State v. Glisson, ___ N.C. App. ___, 796 S.E.2d 124 (Feb. 7, 2017)

(1) The evidence was sufficient to support a conviction for conspiracy to traffic in opium by sale and delivery. The defendant was indicted on multiple drug offenses arising from three separate controlled buys. On appeal the defendant argued that the State failed to present evidence, aside from an accomplice’s mere presence at the second control buy, that the defendant conspired with the accomplice to traffic in opium. The court rejected this argument, noting, among other things that the defendant brought the accomplice to the drug transaction location for all three controlled buys. The location of the second exchange was one the defendant did not like and the sale took place at or near dark. The drugs were maintained in the same vehicle as the accomplice and the defendant exchanged the drugs and counted the money in front of him.
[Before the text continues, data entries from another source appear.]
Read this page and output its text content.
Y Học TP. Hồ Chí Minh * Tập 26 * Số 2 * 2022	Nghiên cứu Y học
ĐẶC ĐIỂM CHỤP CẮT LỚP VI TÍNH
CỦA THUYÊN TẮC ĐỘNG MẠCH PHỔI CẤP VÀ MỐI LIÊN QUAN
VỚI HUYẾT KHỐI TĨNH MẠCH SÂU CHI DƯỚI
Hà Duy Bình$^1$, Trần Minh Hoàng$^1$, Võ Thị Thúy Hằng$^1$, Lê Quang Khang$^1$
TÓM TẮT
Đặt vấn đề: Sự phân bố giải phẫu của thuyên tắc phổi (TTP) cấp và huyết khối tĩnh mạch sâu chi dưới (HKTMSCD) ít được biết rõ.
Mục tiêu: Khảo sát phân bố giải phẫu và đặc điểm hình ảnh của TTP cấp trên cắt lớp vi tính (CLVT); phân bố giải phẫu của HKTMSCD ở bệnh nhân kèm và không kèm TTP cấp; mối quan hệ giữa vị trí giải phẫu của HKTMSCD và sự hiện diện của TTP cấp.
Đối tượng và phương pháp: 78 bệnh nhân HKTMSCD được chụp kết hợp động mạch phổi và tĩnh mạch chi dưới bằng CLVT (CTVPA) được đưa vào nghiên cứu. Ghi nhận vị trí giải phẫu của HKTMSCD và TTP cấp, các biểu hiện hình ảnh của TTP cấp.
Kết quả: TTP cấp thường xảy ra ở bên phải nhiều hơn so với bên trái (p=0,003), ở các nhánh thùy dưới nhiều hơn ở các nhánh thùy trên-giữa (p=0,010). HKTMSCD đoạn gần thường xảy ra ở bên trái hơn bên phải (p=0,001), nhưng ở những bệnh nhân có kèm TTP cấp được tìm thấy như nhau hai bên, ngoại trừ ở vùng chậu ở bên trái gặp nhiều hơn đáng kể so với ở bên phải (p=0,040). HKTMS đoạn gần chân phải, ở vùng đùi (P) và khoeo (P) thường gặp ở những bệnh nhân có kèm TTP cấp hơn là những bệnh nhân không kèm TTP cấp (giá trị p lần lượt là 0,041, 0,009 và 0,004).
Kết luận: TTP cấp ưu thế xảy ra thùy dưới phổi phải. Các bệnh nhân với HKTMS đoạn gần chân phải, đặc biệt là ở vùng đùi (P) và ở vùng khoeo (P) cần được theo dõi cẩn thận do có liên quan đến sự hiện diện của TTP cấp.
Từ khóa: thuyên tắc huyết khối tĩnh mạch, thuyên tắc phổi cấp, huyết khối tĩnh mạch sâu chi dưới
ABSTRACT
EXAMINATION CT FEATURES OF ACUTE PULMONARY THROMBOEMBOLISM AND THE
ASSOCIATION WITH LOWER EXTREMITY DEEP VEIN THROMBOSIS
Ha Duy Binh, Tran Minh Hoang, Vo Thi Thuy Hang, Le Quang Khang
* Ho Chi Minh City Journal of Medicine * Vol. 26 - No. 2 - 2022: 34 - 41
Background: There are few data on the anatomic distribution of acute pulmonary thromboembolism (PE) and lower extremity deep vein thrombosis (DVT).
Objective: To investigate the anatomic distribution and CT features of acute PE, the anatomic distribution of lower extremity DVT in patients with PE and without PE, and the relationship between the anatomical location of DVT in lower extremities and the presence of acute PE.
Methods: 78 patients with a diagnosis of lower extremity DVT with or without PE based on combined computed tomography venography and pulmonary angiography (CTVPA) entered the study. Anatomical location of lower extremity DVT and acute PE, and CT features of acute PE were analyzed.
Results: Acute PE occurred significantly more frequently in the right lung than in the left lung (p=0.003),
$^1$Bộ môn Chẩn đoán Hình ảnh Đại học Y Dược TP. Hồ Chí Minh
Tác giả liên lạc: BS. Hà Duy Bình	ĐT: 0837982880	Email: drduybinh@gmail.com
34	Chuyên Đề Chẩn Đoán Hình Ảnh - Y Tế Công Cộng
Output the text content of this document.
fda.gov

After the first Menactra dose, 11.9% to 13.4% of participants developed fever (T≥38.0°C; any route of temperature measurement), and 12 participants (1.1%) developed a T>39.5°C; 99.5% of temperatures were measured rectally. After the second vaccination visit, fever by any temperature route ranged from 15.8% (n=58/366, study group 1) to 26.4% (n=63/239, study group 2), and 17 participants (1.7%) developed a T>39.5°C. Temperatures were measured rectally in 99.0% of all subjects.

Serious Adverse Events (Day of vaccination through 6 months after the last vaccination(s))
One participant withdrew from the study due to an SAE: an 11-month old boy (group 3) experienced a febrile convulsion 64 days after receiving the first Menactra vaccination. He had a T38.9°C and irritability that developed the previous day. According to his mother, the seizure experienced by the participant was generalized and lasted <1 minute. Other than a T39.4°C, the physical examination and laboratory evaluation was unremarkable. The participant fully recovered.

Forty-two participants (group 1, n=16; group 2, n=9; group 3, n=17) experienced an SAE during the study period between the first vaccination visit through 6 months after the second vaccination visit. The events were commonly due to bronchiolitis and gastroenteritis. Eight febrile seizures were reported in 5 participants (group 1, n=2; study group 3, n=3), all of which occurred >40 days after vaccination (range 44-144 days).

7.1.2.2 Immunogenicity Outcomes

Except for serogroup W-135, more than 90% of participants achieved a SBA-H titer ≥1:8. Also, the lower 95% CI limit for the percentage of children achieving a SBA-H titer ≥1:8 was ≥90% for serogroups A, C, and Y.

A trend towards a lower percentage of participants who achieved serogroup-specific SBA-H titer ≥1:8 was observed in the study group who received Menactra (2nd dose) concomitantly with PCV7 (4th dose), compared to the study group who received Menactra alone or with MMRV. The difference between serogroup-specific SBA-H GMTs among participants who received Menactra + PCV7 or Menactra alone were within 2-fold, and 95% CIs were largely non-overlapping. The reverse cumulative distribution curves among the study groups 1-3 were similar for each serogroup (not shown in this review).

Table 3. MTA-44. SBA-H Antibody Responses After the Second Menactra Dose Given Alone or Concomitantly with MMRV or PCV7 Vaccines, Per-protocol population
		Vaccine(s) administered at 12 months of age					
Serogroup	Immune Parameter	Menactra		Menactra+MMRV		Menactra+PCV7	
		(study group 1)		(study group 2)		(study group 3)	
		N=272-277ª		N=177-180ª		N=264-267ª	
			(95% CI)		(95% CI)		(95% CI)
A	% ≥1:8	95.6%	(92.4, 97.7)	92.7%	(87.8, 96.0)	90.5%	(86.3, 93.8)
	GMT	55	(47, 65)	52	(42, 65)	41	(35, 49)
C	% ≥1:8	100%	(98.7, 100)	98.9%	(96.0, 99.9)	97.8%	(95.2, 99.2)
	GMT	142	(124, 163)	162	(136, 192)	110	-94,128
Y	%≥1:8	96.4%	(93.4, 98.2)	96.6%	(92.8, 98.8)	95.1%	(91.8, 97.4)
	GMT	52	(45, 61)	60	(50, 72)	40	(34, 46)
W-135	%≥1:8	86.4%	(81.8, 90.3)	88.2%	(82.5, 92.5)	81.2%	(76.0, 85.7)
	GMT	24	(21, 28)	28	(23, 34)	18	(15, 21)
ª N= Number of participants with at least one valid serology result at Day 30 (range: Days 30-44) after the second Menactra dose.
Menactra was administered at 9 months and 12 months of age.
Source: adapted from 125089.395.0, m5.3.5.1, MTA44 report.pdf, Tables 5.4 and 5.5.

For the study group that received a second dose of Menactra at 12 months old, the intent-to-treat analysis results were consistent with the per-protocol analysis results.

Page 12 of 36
From this evidence, it would be reasonable for the jury to infer that the accomplice was present at the defendant’s behest to provide safety and comfort to the defendant during the transaction. (2) The evidence supported multiple conspiracy charges. The court rejected the defendant’s argument that the evidence showed only one agreement to engage in three separate transactions. It noted that the first two transactions were separated by one month and that approximately three months passed between the second and third buys. There was no evidence suggesting that the defendant planned the transactions as a series. Rather, the informant or the detective initiated each.